Dog the Bounty Hunter Reveals Exact Details of Wife Beth Chapman's Colorado Memorial

Duane "Dog" Chapman has revealed the exact details of his wife Beth Chapman's Colorado memorial service. Beth passed away last week, after a lengthy battle with throat cancer. She was 51 years old at the time of her death.

Taking to Twitter, the Dog the Bounty Hunter star shared that a service honoring Beth's memory will take place in Aurora, on July 13.

Furthermore, the service will be held at the Heritage Christian Center and appears to be open to the public so that fans of the last reality TV star can attend.

Following Beth's passing, Dog spoke to local news media in Hawaii and explained what happened the day she had to be rushed to the hospital after after suffering a choking emergency.

"When she had an attack I didn't know anything to do but to say 'in Jesus' name' and hold her and when I said 'in Jesus' name' she said, 'Say it again, say it more,' " he recounted. "And then she told the girls and everybody, with her mouth — she came out of it a couple times — 'I love you' and 'Are you guys all okay? Don't worry,' but she never accepted it."

The Dog's Most Wanted star then went on to remember his wife in happy ways, joking, "Beth was somewhat of a control person — not from the grave but from heaven. I'm sure she's still controlling me and I've got notes in my pillowcases, on my sink, in my shaving thing. She's still telling me what to wear."

"She did it her way. There's some things that they predicted that the doctors ended up saying, 'We've never, ever, seen anything like this,'" he continued. "Her way was to live. She wanted to live so bad and she fought so long, and the reason she fought, she liked life but she wanted to show people how to beat it and what to do when it got her."

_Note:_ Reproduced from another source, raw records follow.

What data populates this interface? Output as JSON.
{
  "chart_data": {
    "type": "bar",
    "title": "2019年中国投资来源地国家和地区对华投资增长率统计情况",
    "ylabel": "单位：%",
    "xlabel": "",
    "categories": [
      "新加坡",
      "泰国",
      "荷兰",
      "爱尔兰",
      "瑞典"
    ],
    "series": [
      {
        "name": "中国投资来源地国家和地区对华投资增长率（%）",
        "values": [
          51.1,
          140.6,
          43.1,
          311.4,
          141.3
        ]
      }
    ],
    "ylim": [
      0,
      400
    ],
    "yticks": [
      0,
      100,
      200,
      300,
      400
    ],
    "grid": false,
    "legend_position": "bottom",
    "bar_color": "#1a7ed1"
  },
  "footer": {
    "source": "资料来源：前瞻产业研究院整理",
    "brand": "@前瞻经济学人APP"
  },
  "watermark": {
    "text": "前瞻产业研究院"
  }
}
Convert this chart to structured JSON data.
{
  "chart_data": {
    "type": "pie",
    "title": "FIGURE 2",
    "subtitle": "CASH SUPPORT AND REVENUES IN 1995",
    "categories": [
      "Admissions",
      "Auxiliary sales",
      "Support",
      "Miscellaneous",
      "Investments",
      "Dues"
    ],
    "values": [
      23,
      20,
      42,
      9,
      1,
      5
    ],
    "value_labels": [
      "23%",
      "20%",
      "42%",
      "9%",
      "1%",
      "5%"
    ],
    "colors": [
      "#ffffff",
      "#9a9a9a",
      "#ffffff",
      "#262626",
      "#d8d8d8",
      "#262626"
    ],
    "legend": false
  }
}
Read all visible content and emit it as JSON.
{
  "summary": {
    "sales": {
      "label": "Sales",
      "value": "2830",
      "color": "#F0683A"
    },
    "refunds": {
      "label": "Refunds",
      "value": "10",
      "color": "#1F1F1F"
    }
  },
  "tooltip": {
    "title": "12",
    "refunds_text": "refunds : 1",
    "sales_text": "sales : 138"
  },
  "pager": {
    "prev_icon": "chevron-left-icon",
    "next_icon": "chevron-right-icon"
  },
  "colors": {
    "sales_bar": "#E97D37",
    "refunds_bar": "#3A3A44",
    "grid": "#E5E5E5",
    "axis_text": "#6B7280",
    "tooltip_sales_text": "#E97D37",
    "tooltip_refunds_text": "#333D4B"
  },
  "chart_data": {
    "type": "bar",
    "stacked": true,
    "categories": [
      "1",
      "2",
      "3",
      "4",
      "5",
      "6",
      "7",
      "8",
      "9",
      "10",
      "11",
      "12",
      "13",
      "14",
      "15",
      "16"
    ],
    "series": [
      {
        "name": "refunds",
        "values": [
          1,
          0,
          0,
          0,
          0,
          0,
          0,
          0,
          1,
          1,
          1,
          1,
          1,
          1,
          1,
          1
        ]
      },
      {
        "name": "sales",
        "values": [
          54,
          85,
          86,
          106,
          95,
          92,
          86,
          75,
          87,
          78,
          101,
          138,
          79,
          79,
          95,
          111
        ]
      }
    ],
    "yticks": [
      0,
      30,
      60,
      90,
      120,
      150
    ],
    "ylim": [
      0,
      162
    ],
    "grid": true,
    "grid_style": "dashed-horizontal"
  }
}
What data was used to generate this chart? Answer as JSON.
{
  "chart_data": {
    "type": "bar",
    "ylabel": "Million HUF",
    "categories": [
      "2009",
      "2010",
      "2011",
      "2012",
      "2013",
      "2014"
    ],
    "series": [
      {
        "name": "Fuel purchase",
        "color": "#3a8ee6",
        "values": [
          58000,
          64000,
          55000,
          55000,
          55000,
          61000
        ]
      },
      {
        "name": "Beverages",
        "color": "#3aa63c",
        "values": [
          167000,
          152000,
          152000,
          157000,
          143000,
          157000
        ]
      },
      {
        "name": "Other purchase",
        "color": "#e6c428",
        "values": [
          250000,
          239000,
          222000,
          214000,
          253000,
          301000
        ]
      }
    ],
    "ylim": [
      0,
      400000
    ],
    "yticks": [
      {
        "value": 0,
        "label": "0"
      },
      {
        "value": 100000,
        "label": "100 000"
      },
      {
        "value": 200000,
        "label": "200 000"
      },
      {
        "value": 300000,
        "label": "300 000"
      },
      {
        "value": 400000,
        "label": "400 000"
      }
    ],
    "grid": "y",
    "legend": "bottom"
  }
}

"One of the last things she said [was] 'It's a test of my faith,'" Dog added. "She had faith and that was it. There's things you go through when you're dying, like steps like you do when you lose someone, right? You get mad at them, and then you go through all these steps."

"Well, the last step when you're dying is to accept it," he concluded. "And she said to me the other day, 'Honey, that last step, I ain't taking…' So go Bethy."